Panasonic DP-UB9000
- Manufacturer: Panasonic
- Product family: UB
- Type: Media player
- Released: November 2018
- Media: Ultra HD Blu-ray
- Dimensions: 430 x 300 x 81 mm
- Weight: 7.8kg

= Panasonic DP-UB9000 =

The Panasonic DP-UB9000 is Panasonic's Ultra HD Blu-ray player released in 2018. It is Panasonic's flagship disc player model. The player was announced in February 2018 and released in November 2018.

==Features==
The player supports HDR10+ and Dolby Vision high-dynamic-range standards. It doesn't support Super Audio CD and DVD-Audio formats.
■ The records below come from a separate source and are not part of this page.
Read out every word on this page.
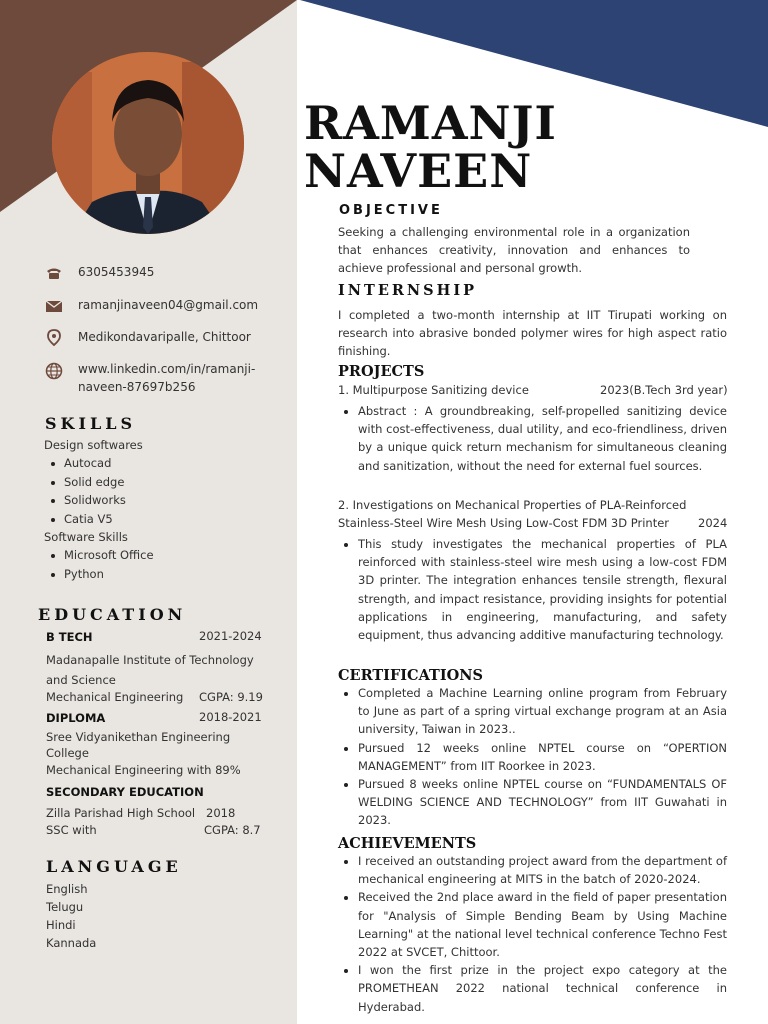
RAMANJI
NAVEEN
6305453945
ramanjinaveen04@gmail.com
Medikondavaripalle, Chittoor
www.linkedin.com/in/ramanji-
naveen-87697b256
SKILLS
Design softwares
Autocad
Solid edge
Solidworks
Catia V5
Software Skills
Microsoft Office
Python
EDUCATION
B TECH	2021-2024
Madanapalle Institute of Technology
and Science
Mechanical Engineering CGPA: 9.19
DIPLOMA	2018-2021
Sree Vidyanikethan Engineering
College
Mechanical Engineering with 89%
SECONDARY EDUCATION
Zilla Parishad High School 2018
SSC with	CGPA: 8.7
LANGUAGE
English
Telugu
Hindi
Kannada
OBJECTIVE
Seeking a challenging environmental role in a organization that enhances creativity, innovation and enhances to achieve professional and personal growth.
INTERNSHIP
I completed a two-month internship at IIT Tirupati working on research into abrasive bonded polymer wires for high aspect ratio finishing.
PROJECTS
1. Multipurpose Sanitizing device	2023(B.Tech 3rd year)
Abstract : A groundbreaking, self-propelled sanitizing device with cost-effectiveness, dual utility, and eco-friendliness, driven by a unique quick return mechanism for simultaneous cleaning and sanitization, without the need for external fuel sources.
2. Investigations on Mechanical Properties of PLA-Reinforced
Stainless-Steel Wire Mesh Using Low-Cost FDM 3D Printer	2024
This study investigates the mechanical properties of PLA reinforced with stainless-steel wire mesh using a low-cost FDM 3D printer. The integration enhances tensile strength, flexural strength, and impact resistance, providing insights for potential applications in engineering, manufacturing, and safety equipment, thus advancing additive manufacturing technology.
CERTIFICATIONS
Completed a Machine Learning online program from February to June as part of a spring virtual exchange program at an Asia university, Taiwan in 2023..
Pursued 12 weeks online NPTEL course on “OPERTION MANAGEMENT” from IIT Roorkee in 2023.
Pursued 8 weeks online NPTEL course on “FUNDAMENTALS OF WELDING SCIENCE AND TECHNOLOGY” from IIT Guwahati in 2023.
ACHIEVEMENTS
I received an outstanding project award from the department of mechanical engineering at MITS in the batch of 2020-2024.
Received the 2nd place award in the field of paper presentation for "Analysis of Simple Bending Beam by Using Machine Learning" at the national level technical conference Techno Fest 2022 at SVCET, Chittoor.
I won the first prize in the project expo category at the PROMETHEAN 2022 national technical conference in Hyderabad.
Unlike other high-end players like Magnetar UDP900, the UB9000 features custom tone mapping options.

==Reception==
Sound & Vision called the UB9000 "unequalled by any other video disc player on the market." What Hi-Fi? said: "If you own a surround system that can make the most of the Panasonic DP-UB9000’s many talents, you won’t be disappointed." TechRadar said that "after Oppo's collapse, the Panasonic DP-UB9000 is a more than adequate replacement." Comparing it to the mid-range UB820 and the entry-level UB154, TechRadar said UB9000 has the best picture quality and the most effective upscaling of the three. They also named it the best premium 4K Blu-ray player. TechHive praised the image and build quality but called the out-of-the box audio playback "overly clinical".